Plus largement - pardonnez-moi si ma question n'est pas pertinente -, j'aimerais savoir si l'on parvient à valoriser le bois abîmé par les incendies ?

Mme Anne-Catherine Loisier, rapporteure. - Monsieur Gremillet, je suis d'accord avec vous sur la recommandation n° 21. Il est dans la logique des choses de confier à chaque préfet de département la définition du cahier des charges.

Concernant les aires de stockage, il est en effet dommage qu'elles soient seulement construites en période de crise puis abandonnées.

La politique sanitaire de la forêt commence à se mettre en place. Dans mon département, par exemple, les acteurs commencent à travailler en réseau pour détecter les cas de scolyte sur les sapins de Douglas.

Concernant l'acceptabilité de la production, plutôt que de continuer sur un objectif national de prélèvement de bois de nos forêts, nous proposons de fixer des objectifs en bois d'oeuvre, bois d'industrie et, accessoirement en bois-énergie : c'est ainsi que les personnes qui fréquentent les forêts comprendront l'usage économique et sociétal qui est fait du bois prélevé.

Sur le volet incendie, j'invite notre collègue à se pencher sur la loi visant à renforcer la prévention et la lutte contre l'intensification et l'extension du risque incendie, issue des travaux de notre commission et de ceux de la commission de l'aménagement du territoire et du développement durable, et que j'avais rapportée avec MM. Rietmann et Martin, sous la présidence de M. Bacci. Ce texte très complet porte à la fois sur le volet assurantiel, sur la gestion forestière - diversification des essences -, sur le débroussaillement, et traite de l'usage des bois issus des parcelles incendiées, qui, je vous le confirme, peuvent conserver leurs propriétés mécaniques et être réutilisés à certaines conditions.

M. Serge Mérillou, rapporteur. - Il y a un véritable besoin de formation, non seulement pour l'exploitation de la forêt, mais également pour la transformation du bois, en lien avec ce matériau et avec les équipements qui permettent sa transformation. Je pense notamment aux techniciens, aux électromécaniciens et même aux ingénieurs.

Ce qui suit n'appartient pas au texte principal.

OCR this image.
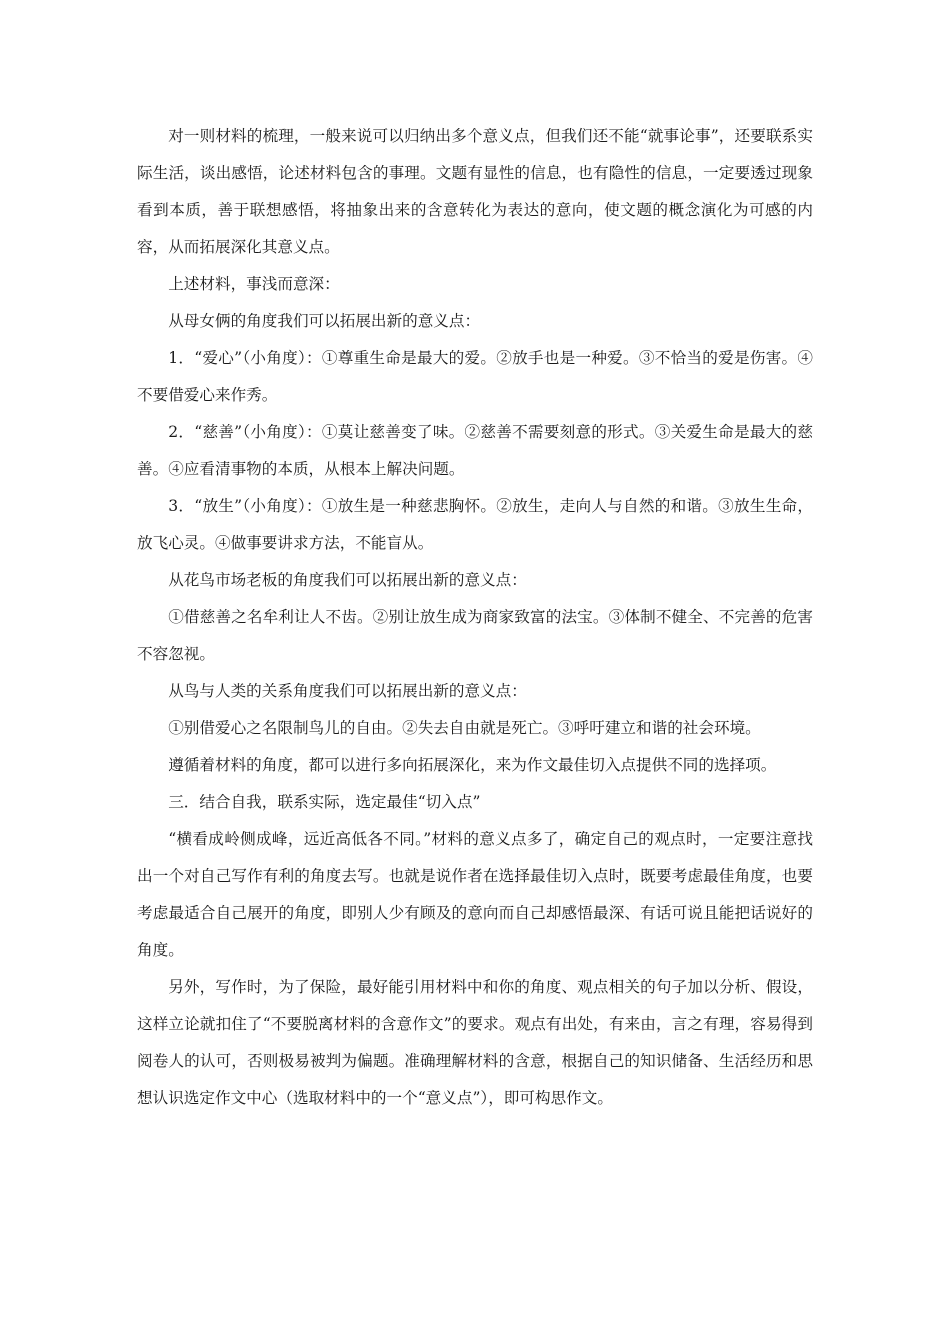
对一则材料的梳理，一般来说可以归纳出多个意义点，但我们还不能“就事论事”，还要联系实际生活，谈出感悟，论述材料包含的事理。文题有显性的信息，也有隐性的信息，一定要透过现象看到本质，善于联想感悟，将抽象出来的含意转化为表达的意向，使文题的概念演化为可感的内容，从而拓展深化其意义点。

上述材料，事浅而意深：

从母女俩的角度我们可以拓展出新的意义点：

1．“爱心”（小角度）：①尊重生命是最大的爱。②放手也是一种爱。③不恰当的爱是伤害。④不要借爱心来作秀。

2．“慈善”（小角度）：①莫让慈善变了味。②慈善不需要刻意的形式。③关爱生命是最大的慈善。④应看清事物的本质，从根本上解决问题。

3．“放生”（小角度）：①放生是一种慈悲胸怀。②放生，走向人与自然的和谐。③放生生命，放飞心灵。④做事要讲求方法，不能盲从。

从花鸟市场老板的角度我们可以拓展出新的意义点：

①借慈善之名牟利让人不齿。②别让放生成为商家致富的法宝。③体制不健全、不完善的危害不容忽视。

从鸟与人类的关系角度我们可以拓展出新的意义点：

①别借爱心之名限制鸟儿的自由。②失去自由就是死亡。③呼吁建立和谐的社会环境。

遵循着材料的角度，都可以进行多向拓展深化，来为作文最佳切入点提供不同的选择项。

三．结合自我，联系实际，选定最佳“切入点”

“横看成岭侧成峰，远近高低各不同。”材料的意义点多了，确定自己的观点时，一定要注意找出一个对自己写作有利的角度去写。也就是说作者在选择最佳切入点时，既要考虑最佳角度，也要考虑最适合自己展开的角度，即别人少有顾及的意向而自己却感悟最深、有话可说且能把话说好的角度。

另外，写作时，为了保险，最好能引用材料中和你的角度、观点相关的句子加以分析、假设，这样立论就扣住了“不要脱离材料的含意作文”的要求。观点有出处，有来由，言之有理，容易得到阅卷人的认可，否则极易被判为偏题。准确理解材料的含意，根据自己的知识储备、生活经历和思想认识选定作文中心（选取材料中的一个“意义点”），即可构思作文。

Concernant la communication, il est vrai que la forêt est devenue un enjeu sociétal. Les gens ont un fort attachement à la dimension paysagère de la forêt et en parlent parfois comme s'ils en étaient propriétaires !

Je crois aussi que les incendies sont l'un des principaux risques qui menacent la forêt, outre les scolytes. Il arrive que des milliers d'hectares disparaissent d'un coup, même si, comme l'a dit Anne-Catherine, une partie du bois peut être récupérée.

Concernant la recommandation n° 21, nous avons considéré que rien n'empêcherait les préfets de région de faire le point avec leurs préfets de département.

Mme Dominique Estrosi Sassone, présidente. - Je vous propose de voter les recommandations.

Les recommandations sont adoptées.

La commission adopte, à l'unanimité, le rapport d'information et en autorise la publication.